A: Typically last year or two we have seen lot of pressure coming to us from south and heading that is in Tamil Nadu, we have had not too much of a good time in the last couple of years. However, in this round with some good monsoon, we do see things changing from here, after the January harvest we do see some changes that will happen but south continues to be the highest pressured zone for us from our overall portfolio perspective.
Latha: Overall when do you expect a recovery in rural markets?

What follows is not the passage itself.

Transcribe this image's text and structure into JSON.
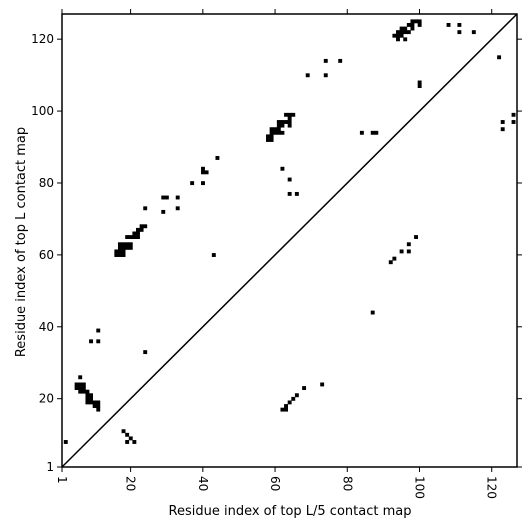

A: The overall economic activity is at the low end and we do expect that it will wait for the next monsoon to see how does it fair but one can expect by next September-October that the next festival season October ’15, one would start seeing many things to be much better than where it is today but as we speak today the cash flows are stretched, they have still not bee addressed and we believe that it will take at least another four-five months or maybe two quarters before we start seeing things to be on a much improved version.
Latha: From what you have said, more additions to NPLs in the first half of 2015?
A: I am not seeing that. Most of the assets are earn and pay assets and it is very important to note that even our NPA assets – our customers who are repaying except that they are not able to come out of NPA and one thing to our credit that we do not reschedule any of our contract. If the customer is having a stretch cash flow and he is only able to pay in an extended period, we allow him to pay in that extended period but we do not reschedule the contract in our books. Therefore, one would see the number as they are but we do not see that every customer is stretched; we do not see the customers are not able to pay except that they are not earning enough to pay more than one installment at a time to be able to come out on their current scenario.